Post Holiday Depression

Yep. I used the D-word. It’s a Friday night and I’m shocked that this time last week I was gearing up to head out of town for the holidays. It feels like at least a month has passed since then. I told everyone around me that I was okay turning 30. I am. What I’m not okay with is how fast the holidays seem to fly by. Sure, Nikoh’s birthday is this weekend and 2013 is filled with all kinds of fun stuff, but something about this year has hit me really hard.

I had a really scary incident happen yesterday where I passed out/collapsed. It turns out that there was nothing wrong, but I have to tell you with all sincerity, and at the risk of sounding over-dramatic…I thought I was going to die. The past couple of days have REALLY sucked.

I tend to find comfort in nostalgic things. Typically I’d grab an EGM magazine from 1994 or watch an old Coliseum Video tape, but right now…none of that seems to work. In fact, when I went on a nostalgia hunt on Ebay, it made things even worse. You have to understand something about me, and this is about as private as I get in a public forum like this, but the STUPIDEST things make me sad. Like, not just an “awwww sooo saaaad” but full-on DEPRESSED.

For example…


THESE Halloween costumes! Gah! I can’t even tell you…(but I’m going to!)

This one especially. Go ahead and titter! It’s a 1993 E. Honda Street Fighter II “budget” Halloween costume. You know the type. I’m pretty sure you can find them in certain circles of retail hell, but man were they everywhere when I was a kid.
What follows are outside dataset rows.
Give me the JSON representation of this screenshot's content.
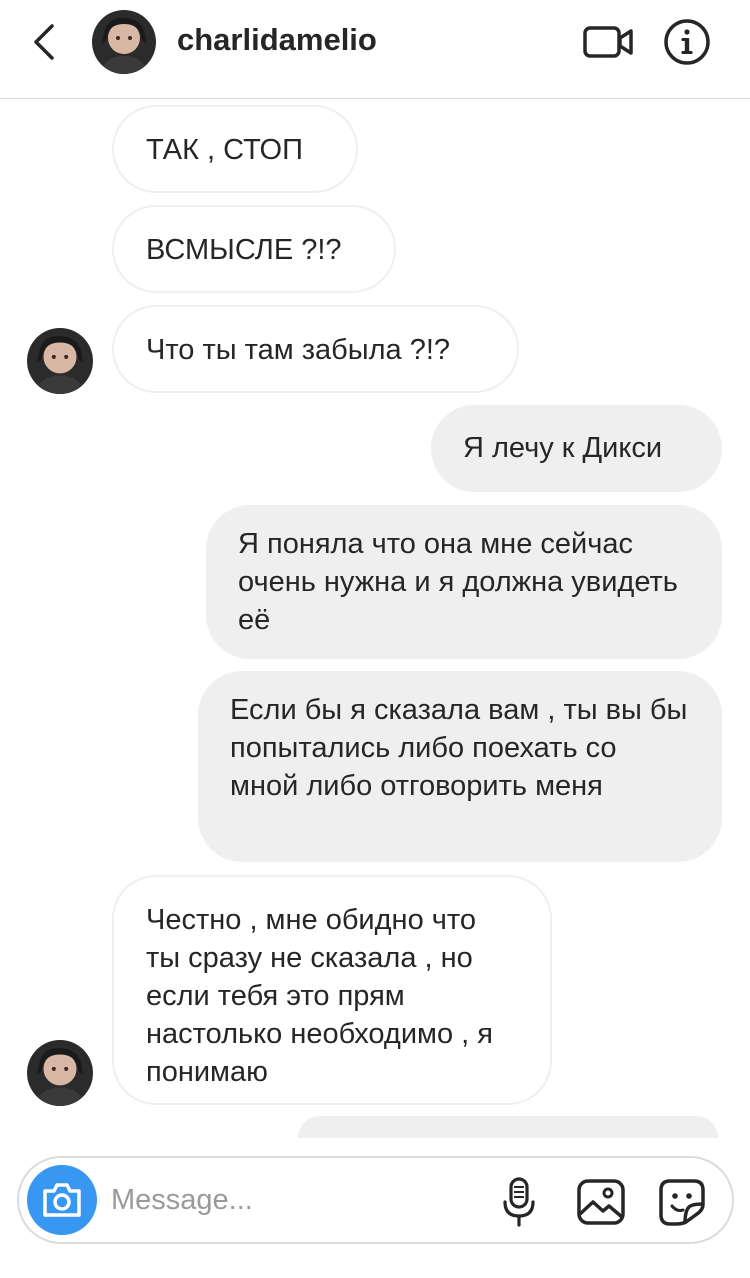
{
  "header": {
    "username": "charlidamelio",
    "back_icon": "chevron-left-icon",
    "video_icon": "video-camera-icon",
    "info_icon": "info-icon"
  },
  "messages": [
    {
      "direction": "incoming",
      "text": "ТАК , СТОП"
    },
    {
      "direction": "incoming",
      "text": "ВСМЫСЛЕ ?!?"
    },
    {
      "direction": "incoming",
      "text": "Что ты там забыла ?!?"
    },
    {
      "direction": "outgoing",
      "text": "Я лечу к Дикси"
    },
    {
      "direction": "outgoing",
      "text": "Я поняла что она мне сейчас очень нужна и я должна увидеть её"
    },
    {
      "direction": "outgoing",
      "text": "Если бы я сказала вам , ты вы бы попытались либо поехать со мной либо отговорить меня"
    },
    {
      "direction": "incoming",
      "text": "Честно , мне обидно что ты сразу не сказала , но если тебя это прям настолько необходимо , я понимаю"
    }
  ],
  "composer": {
    "placeholder": "Message...",
    "camera_icon": "camera-icon",
    "mic_icon": "microphone-icon",
    "gallery_icon": "gallery-icon",
    "sticker_icon": "sticker-icon"
  },
  "colors": {
    "accent": "#3897f0",
    "outgoing_bubble": "#efefef",
    "incoming_border": "#efefef",
    "text": "#262626"
  }
}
I can pinpoint a certain event in my life as to why they make me so depressed, but goes back further. You see, there was always some pitiful child in my class in grade school that had one of these for our school Halloween parade. Me? I went ALL OUT on Halloween, and it was a big deal to have the best, most current and hip costume I could manage! In 1992, I was the Penguin (Batman Returns). In 1994, I was The Mask (Jim Carrey). I won first prize for both of those costumes. I was happy to to have won, but I’d see the kids in THOSE costumes, and to just look sooooo defeated made me feel so incredibly guilty. I mean, they HAD to have known that they didn’t have a chance, but they entered the parade anyway. Here’s why these costumes continue to haunt me…

If you know me or have spent 15 minutes with me, you know that I LOVE Street Fighter II. Yes, TWO. Not three. Not EX PLUS ALPHA. Just plain old 2. Okay, and also the upgrades like Turbo and Champion Edition. But anyway, even though Street Fighter II was EXTREMELY popular back in 1993, finding Street Fighter II merch was still not as common as you would think. I want to say that this was even before the lovely Hasbro Street Fighter II GI Joe figures were even released. There was a discount store in town that I absolutely adored called Woolworth. It’s actually where I bought my original SNES! Soooo…one night, while out shopping with my mom and my little brother at the infamous Woolworth, we spotted the aforementioned E. Honda costume. I was pretty stoked to see this. Not only was it a unique and rare piece of Street Fighter memorabilia, but it featured what I personally would consider a ‘B’ character. You’d think that if they were going to make a Street Fighter Halloween costume that it’d feature a favorite like Blanka or Ryu, right? I guess not. Anyway, I was so jazzed to see it, and being the fanatic that I was, I wasn’t EVEN about to leave without it. The only problem was, I was probably 11 or 12 and a little husky. I wasn’t about to squeeze my fat into that jump suit. So, I did the unthinkable. Like, I literally think about this and become so disgusted with myself that it makes my blood boil. Remember what I just said about the PITY that I had for those children who’d parade around in those costumes? Welp, through pure evil manipulation, I convinced my little brother to be E. Honda for Halloween that year. God, I was such a piece of shit. So as you can imagine, when it was time for the first graders to take the stage…there he was, parading around as E. Honda. Can you imagine how many people probably asked my brother “Who are YOU supposed to be?” I guess that’s why they print it on the front of the jumpsuit. So stupid…That’s another thing about them. Personal opinion aside, THEY MAKE NO SENSE! “Hey, I’m E. Honda! How did you not know!? It’s WRITTEN ON MY CHEST!” Grrrr.

So, you get the picture? I have to live with that guilt. It’s no good. I also have a “thing” similar to the costume story with grocery store toy sections, talking plush dolls, and popcorn. I’ll save those for another cold, wet, December day.

Happy NEW YEAR! And to my brother Ryan…20 years later. I’m sorry I made you wear that for Halloween.